CEMALB Research Focus
Multidisciplinary approaches and a variety of experimental models are used by CEMALB investigators to study the effects of inhaled contaminants on diseased and healthy human subjects to identify biological mechanisms, establish dose-response patterns, and screen toxicants and potential interventions. These include:
- Controlled exposures of human volunteers to model pollutants using state-of-the-art environmental chambers
- Organotypic cell culture models and cell lines studied in vitro
- Animals studied in vivo
- Non-invasive sampling of human cohorts to establish biomarkers of environmental exposures in larger population studies
- In silico/computational integration of environmental exposure data with human cohort data and electronic medical records
The Center also facilitates access to the sophisticated in vitro exposure systems and animal environmental exposure facilities of the Public Health and Integrated Toxicology Division of the U.S. Environmental Protection Agency (EPA), located on the UNC-CH medical campus and the Research Triangle Park, NC.
We have collaborated with a number of researchers across the UNC system. Investigators from a variety of departments in the Schools of Medicine, Public Health, Nursing, Pharmacy, and the College or Arts and Sciences have been involved in CEMALB activities. This includes our long-time collaborations with investigators from the Marsico Lung Institute focused on a variety of topics, including COPD, military burn pit exposures, and research related to other lung diseases. A more recent partner in the CEMALB’s research efforts, particularly related to the effects of inhaled toxicants on pediatric lung diseases, is the Children’s Research Institute. In the Gillings School of Public Health, we have partnered with the Center for Environmental Health and Susceptibility, the UNC Superfund Research Program, and the Institute for Environmental Health Solutions. Finally, we work regularly with the Institute for the Environment to communicate our research to the general public, lawmakers, and other community stakeholders. Collectively, these partnerships emphasize the integrated and trans-disciplinary approach to recognize environmental health effects, identify susceptible populations, develop potential solutions, and communicate this knowledge with relevant stakeholders.
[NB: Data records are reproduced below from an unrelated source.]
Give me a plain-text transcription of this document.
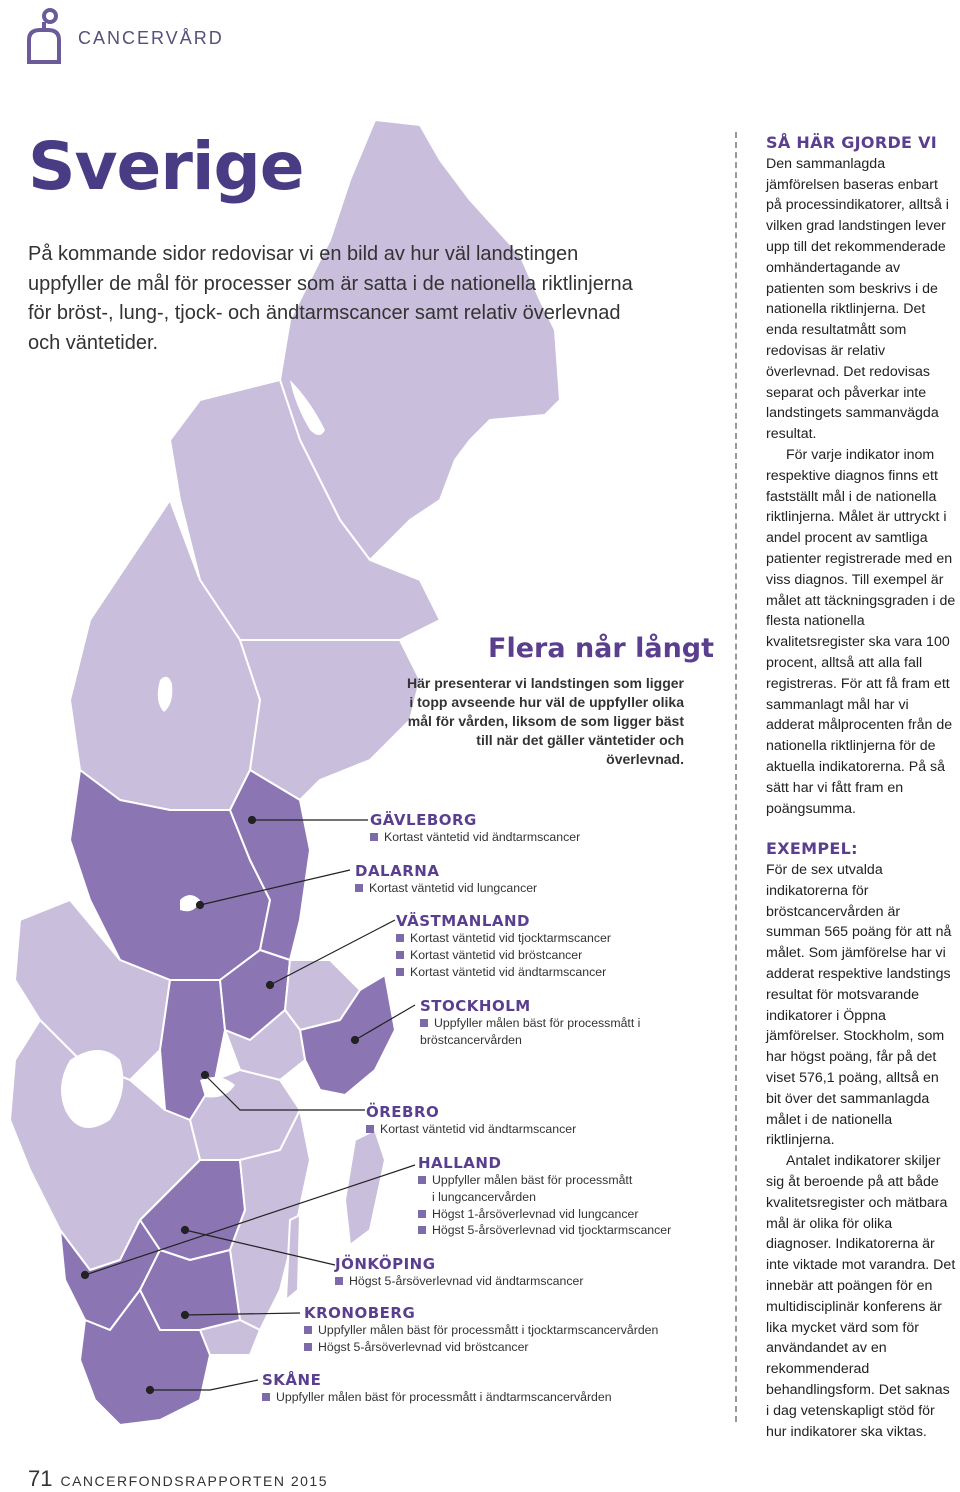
CANCERVÅRD
Sverige
På kommande sidor redovisar vi en bild av hur väl landstingen uppfyller de mål för processer som är satta i de nationella riktlinjerna för bröst-, lung-, tjock- och ändtarmscancer samt relativ överlevnad och väntetider.
Flera når långt
Här presenterar vi landstingen som ligger i topp avseende hur väl de uppfyller olika mål för vården, liksom de som ligger bäst till när det gäller väntetider och överlevnad.
GÄVLEBORG
Kortast väntetid vid ändtarmscancer
DALARNA
Kortast väntetid vid lungcancer
VÄSTMANLAND
Kortast väntetid vid tjocktarmscancer
Kortast väntetid vid bröstcancer
Kortast väntetid vid ändtarmscancer
STOCKHOLM
Uppfyller målen bäst för processmått i
bröstcancervården
ÖREBRO
Kortast väntetid vid ändtarmscancer
HALLAND
Uppfyller målen bäst för processmått
i lungcancervården
Högst 1-årsöverlevnad vid lungcancer
Högst 5-årsöverlevnad vid tjocktarmscancer
JÖNKÖPING
Högst 5-årsöverlevnad vid ändtarmscancer
KRONOBERG
Uppfyller målen bäst för processmått i tjocktarmscancervården
Högst 5-årsöverlevnad vid bröstcancer
SKÅNE
Uppfyller målen bäst för processmått i ändtarmscancervården
SÅ HÄR GJORDE VI

Den sammanlagda jämförelsen baseras enbart på processindikatorer, alltså i vilken grad landstingen lever upp till det rekommenderade omhändertagande av patienten som beskrivs i de nationella riktlinjerna. Det enda resultatmått som redovisas är relativ överlevnad. Det redovisas separat och påverkar inte landstingets sammanvägda resultat.

För varje indikator inom respektive diagnos finns ett fastställt mål i de nationella riktlinjerna. Målet är uttryckt i andel procent av samtliga patienter registrerade med en viss diagnos. Till exempel är målet att täckningsgraden i de flesta nationella kvalitetsregister ska vara 100 procent, alltså att alla fall registreras. För att få fram ett sammanlagt mål har vi adderat målprocenten från de nationella riktlinjerna för de aktuella indikatorerna. På så sätt har vi fått fram en poängsumma.

EXEMPEL:

För de sex utvalda indikatorerna för bröstcancervården är summan 565 poäng för att nå målet. Som jämförelse har vi adderat respektive landstings resultat för motsvarande indikatorer i Öppna jämförelser. Stockholm, som har högst poäng, får på det viset 576,1 poäng, alltså en bit över det sammanlagda målet i de nationella riktlinjerna.

Antalet indikatorer skiljer sig åt beroende på att både kvalitetsregister och mätbara mål är olika för olika diagnoser. Indikatorerna är inte viktade mot varandra. Det innebär att poängen för en multidisciplinär konferens är lika mycket värd som för användandet av en rekommenderad behandlingsform. Det saknas i dag vetenskapligt stöd för hur indikatorer ska viktas.

71 CANCERFONDSRAPPORTEN 2015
CEMALB Training Opportunities
CEMALB takes pride in training the next generation of scientists and medical professionals who will continue investigating the effects of the environment on human health. Our trainees successfully gain skills in clinical, in vitro, and in silico studies, regulatory processes, data analysis, presentation of research to broad audiences in a variety of forums, and general professional development. These skills translate to successful admission to professional schools and jobs in all sectors from academia to government to industry.
In addition to applied and basic research programs CEMALB offers educational and research training opportunities for undergraduate and graduate students as well as postdoctoral and clinical fellows. Since 2012, the Center has administered the Curriculum in Toxicology and Environmental Medicine, a graduate training program led by Dr. Jaspers. This pan-campus graduate training program is funded by a long-standing NIEHS/NIH T32 Training grant. In addition, the Center has provided training opportunities for students from the Departments of Environmental Sciences and Engineering, Microbiology and Immunology, Biomedical Engineering, and Biostatistics, as well as clinical trainees in Allergy/Immunology, Pulmonology, and Surgery.
CEMALB Funding and Sponsorship
CEMALB has a general Cooperative Agreement with the U.S. Environmental Protection Agency and also administers grants from various federal and non-federal sponsors including the NIH, DoD, FDA, CDC, and NSF as well as foundation and industry-sponsored partnerships. CEMALB sponsors the Visiting Pulmonary Scholar Program, Research Conferences, and Seminars related to basic science and clinical studies in environmental health sciences.
The Center has administrative offices and laboratories located in the EPA Human Studies Facility (104 Mason Farm Road) as well as the UNC Children’s Research Institute (116 Manning Drive).